Jakarta -
Orang tua mana yang tak bangga kalau anak sukses melakukan sesuatu? Termasuk saat si kecil sukses belajar puasa apalagi sampai sehari penuh, pasti Ayah dan Bunda bangga banget kan? Atau, ketika anak bisa puasa sebulan penuh.
Dalam situasi seperti ini, umumnya orang tua memberi
reward ke anak. Menanggapi hal ini, psikolog anak dan remaja dari RaQQi Human Development and Learning Centre, Ratih Zulhaqqi, mengatakan bahwa
reward atau hadiah boleh saja diberikan. Sebab, dalam pembentukan perilaku kita perlu mengapresiasi pencapaian mereka.
"Tapi, enggak disarankan memberi
reward dalam bentuk uang, itu
the last choice, kalau udah enggak ada pilihan
reward," kata Ratih ketika berbincang dengan
HaiBunda.
Kenapa tak disarankan memberi hadiah anak atas pencapaiannya berupa uang? Menurut Ratih, orang tua enggak boleh membentuk pola pikir
anak bahwa puasa menghasilkan uang. Justru, kita mesti tanamkan ke anak bahwa puasa adalah kewajiban yang memang harus dilakukan.

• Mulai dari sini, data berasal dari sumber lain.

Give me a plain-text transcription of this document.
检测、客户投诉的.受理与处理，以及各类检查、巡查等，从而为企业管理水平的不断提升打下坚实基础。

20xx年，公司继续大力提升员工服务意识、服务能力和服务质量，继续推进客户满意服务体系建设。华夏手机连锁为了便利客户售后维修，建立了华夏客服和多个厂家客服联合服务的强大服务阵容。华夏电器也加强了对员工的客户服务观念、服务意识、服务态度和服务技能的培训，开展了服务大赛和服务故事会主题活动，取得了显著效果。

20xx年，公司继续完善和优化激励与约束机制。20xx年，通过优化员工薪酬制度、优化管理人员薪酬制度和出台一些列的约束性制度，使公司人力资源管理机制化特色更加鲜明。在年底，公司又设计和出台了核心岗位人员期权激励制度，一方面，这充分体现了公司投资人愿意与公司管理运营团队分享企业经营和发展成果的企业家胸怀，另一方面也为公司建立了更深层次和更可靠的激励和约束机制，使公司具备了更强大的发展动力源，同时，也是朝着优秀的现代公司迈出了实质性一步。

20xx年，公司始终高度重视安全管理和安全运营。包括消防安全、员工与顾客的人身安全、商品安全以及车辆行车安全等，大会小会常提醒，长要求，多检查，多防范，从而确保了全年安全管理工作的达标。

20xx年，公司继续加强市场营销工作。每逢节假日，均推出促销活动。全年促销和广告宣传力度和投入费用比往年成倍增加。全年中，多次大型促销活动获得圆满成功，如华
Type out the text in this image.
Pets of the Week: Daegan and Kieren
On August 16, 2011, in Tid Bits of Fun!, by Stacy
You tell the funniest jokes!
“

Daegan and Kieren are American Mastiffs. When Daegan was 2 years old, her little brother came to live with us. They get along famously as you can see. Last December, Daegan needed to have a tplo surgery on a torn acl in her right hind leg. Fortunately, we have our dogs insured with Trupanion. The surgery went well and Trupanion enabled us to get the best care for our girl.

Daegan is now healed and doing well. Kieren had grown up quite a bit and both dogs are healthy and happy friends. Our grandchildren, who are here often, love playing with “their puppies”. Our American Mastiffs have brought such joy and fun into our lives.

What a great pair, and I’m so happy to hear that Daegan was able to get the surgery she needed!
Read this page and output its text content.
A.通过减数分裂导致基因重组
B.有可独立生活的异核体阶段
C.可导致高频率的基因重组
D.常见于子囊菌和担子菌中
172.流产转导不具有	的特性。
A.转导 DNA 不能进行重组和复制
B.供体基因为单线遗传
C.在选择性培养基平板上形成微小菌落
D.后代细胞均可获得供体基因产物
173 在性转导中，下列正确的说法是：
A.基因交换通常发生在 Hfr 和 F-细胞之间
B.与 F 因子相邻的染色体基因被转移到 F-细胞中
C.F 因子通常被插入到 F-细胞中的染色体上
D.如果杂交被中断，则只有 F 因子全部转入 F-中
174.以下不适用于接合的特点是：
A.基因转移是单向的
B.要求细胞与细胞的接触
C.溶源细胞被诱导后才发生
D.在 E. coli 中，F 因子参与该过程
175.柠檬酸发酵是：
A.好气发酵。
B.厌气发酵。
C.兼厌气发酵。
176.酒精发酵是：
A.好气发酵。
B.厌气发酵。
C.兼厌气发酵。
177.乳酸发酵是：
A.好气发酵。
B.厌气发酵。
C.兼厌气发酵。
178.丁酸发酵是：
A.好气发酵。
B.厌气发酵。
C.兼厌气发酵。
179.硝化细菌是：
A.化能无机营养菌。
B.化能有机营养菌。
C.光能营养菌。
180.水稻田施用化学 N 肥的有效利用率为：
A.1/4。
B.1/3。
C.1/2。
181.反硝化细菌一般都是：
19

"Saat dia melakukan kewajiban, kita mau beri apresiasi ya enggak apa-apa. Tapi memang untuk pembentukan perilaku, ibaratnya kita kasih bahan bakarlah supaya anak ini terus semangat, salah satunya
reward itu," tambah ibu dua anak ini.
Ilustrasi memberikan hadiah untuk anak. (Foto: shutterstock) |
Kata Ratih,
reward bisa berupa tindakan kita pada anak kok. Misalnya memberi si kecil pelukan, ucapan yang sifatnya positif, serta barang yang dia butuhkan. Ingat, Bunda, beri si kecil barang yang dibutuhkan ya, bukan diinginkan.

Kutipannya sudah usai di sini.